Certo “abbandono” non vuol dire separazione, annullamento perché Dio non può limitare e vulnerare se stesso. Ma anche il volere restringere il conflitto non fra Dio e Dio ma fra Gesù e suo Padre, perché Gesù non rivolge il suo grido al Dio dell’Alleanza ma specificatamente a suo Padre, non cambia di molto la drammaticità della situazione. Dopo l’incarnazione può esistere un Gesù separato dal Figlio? Quindi anche un conflitto fra Gesù e il Padre non è meno grave perché questo abbandono da parte di Dio mette in gioco non solo l’esistenza personale di Gesù ma la validità della sua predicazione su Dio. Mette in gioco anche la divinità del suo Dio e la paternità del Padre suo, che Gesù aveva reso accessibili agli uomini.
Come uscire da questo cortocircuito? Analizzando il contenuto del Salmo se non si riduce la gravità dello scontro si getta però luce sulla sua natura cioè sulle motivazioni. Scopriamo così che il salmista non si lamenta compiangendo il proprio destino ma piuttosto si appella alla fedeltà di Dio. Gesù chiede al Padre di mostrare la sua giustizia: “Si parlerà del Signore alla generazione che viene;/ annunceranno la sua giustizia;/ al popolo che nascerà diranno:/ ‘Ecco l’opera del Signore?” 31-32 “.
Ma se Gesù pone una questione di giustizia il nodo deve riguardare il progetto che lui sta portando a compimento e rispetto al quale il Padre rivela qualche resistenza.
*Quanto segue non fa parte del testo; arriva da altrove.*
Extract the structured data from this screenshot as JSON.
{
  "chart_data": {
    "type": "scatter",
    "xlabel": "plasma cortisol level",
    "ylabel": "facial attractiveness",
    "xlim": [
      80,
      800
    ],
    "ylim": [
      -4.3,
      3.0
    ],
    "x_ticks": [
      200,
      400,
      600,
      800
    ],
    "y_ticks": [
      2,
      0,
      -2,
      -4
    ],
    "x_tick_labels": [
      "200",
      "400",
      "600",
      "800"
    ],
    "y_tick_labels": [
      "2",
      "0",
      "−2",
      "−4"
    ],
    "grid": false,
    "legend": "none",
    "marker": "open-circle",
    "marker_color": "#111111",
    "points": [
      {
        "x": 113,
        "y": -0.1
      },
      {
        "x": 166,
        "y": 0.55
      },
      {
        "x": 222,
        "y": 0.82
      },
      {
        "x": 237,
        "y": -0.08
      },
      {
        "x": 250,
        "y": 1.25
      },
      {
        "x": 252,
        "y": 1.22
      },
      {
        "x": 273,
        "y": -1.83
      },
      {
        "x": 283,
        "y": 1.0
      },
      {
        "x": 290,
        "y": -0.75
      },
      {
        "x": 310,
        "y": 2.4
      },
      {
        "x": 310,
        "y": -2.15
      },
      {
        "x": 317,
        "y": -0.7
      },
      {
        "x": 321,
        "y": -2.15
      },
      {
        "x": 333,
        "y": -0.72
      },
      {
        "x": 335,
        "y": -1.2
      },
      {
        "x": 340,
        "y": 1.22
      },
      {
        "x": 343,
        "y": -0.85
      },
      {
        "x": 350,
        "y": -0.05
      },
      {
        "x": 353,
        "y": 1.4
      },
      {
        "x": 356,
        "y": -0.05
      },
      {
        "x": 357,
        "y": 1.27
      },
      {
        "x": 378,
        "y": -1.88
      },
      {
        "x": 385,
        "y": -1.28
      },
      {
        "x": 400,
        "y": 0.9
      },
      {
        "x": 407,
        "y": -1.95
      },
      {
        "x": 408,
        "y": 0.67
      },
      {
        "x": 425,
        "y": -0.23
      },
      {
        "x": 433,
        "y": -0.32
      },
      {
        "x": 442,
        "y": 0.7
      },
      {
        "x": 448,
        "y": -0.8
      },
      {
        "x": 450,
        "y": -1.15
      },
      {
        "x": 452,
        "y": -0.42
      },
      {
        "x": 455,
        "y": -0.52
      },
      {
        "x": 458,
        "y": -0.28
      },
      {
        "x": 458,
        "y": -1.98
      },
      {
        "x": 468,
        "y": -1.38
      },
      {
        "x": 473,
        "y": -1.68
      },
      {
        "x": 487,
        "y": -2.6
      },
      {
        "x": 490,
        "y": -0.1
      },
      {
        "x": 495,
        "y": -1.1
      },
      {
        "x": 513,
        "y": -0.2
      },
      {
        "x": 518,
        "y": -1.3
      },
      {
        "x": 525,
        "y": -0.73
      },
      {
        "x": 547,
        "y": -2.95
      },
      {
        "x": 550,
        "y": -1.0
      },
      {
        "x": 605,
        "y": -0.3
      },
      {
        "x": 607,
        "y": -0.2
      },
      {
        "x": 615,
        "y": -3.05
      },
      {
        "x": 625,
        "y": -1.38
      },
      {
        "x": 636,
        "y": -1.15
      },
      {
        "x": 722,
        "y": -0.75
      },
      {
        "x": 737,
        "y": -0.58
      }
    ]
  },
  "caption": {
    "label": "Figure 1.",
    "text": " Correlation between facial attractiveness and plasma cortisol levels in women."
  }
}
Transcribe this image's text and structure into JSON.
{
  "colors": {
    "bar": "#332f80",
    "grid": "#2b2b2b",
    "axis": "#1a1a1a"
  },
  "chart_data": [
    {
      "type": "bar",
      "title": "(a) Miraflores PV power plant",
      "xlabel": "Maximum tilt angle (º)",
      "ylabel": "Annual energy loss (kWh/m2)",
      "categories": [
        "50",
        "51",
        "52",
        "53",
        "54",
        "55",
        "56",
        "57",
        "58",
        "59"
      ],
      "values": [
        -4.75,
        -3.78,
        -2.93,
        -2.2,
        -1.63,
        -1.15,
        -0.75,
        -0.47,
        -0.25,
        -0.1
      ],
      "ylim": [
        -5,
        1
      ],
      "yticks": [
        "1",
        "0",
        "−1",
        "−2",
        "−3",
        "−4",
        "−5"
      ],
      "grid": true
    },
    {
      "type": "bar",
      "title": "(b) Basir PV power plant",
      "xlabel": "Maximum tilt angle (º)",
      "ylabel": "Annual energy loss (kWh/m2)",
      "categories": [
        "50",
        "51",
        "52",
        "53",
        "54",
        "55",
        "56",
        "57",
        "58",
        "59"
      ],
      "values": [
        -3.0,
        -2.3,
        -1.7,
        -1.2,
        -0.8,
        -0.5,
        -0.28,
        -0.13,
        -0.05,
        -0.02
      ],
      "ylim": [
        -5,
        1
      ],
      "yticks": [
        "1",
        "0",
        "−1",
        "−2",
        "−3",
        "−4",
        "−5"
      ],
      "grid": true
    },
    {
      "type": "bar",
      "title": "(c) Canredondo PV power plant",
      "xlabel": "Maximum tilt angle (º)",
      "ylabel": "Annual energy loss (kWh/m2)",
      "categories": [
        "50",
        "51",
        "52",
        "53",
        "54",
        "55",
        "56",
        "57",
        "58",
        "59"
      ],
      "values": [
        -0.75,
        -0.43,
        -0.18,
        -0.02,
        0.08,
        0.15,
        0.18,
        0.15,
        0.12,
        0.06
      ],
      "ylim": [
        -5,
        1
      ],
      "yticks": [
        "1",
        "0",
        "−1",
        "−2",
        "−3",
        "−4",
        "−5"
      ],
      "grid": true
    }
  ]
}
Se è così, allora forse è possibile fare un po’ di luce su questo dialogo drammatico e per gran parte muto del quale ci giungono solo alcune frasi. Possiamo immaginare che il cuore del dialogo, quello dal quale scaturisce la decisione che delinea il nuovo universo, cominci con il  “Dio mio, Dio mio perché mi hai abbandonato” di cui parlano Matteo (27,46) e Marco (11,34), appunto l’inizio del Salmo 22. E si conclude con “Nelle tue mani Padre consegno il mio spirito” cioè l’inizio del Salmo 31 di cui parla Luca 23,46.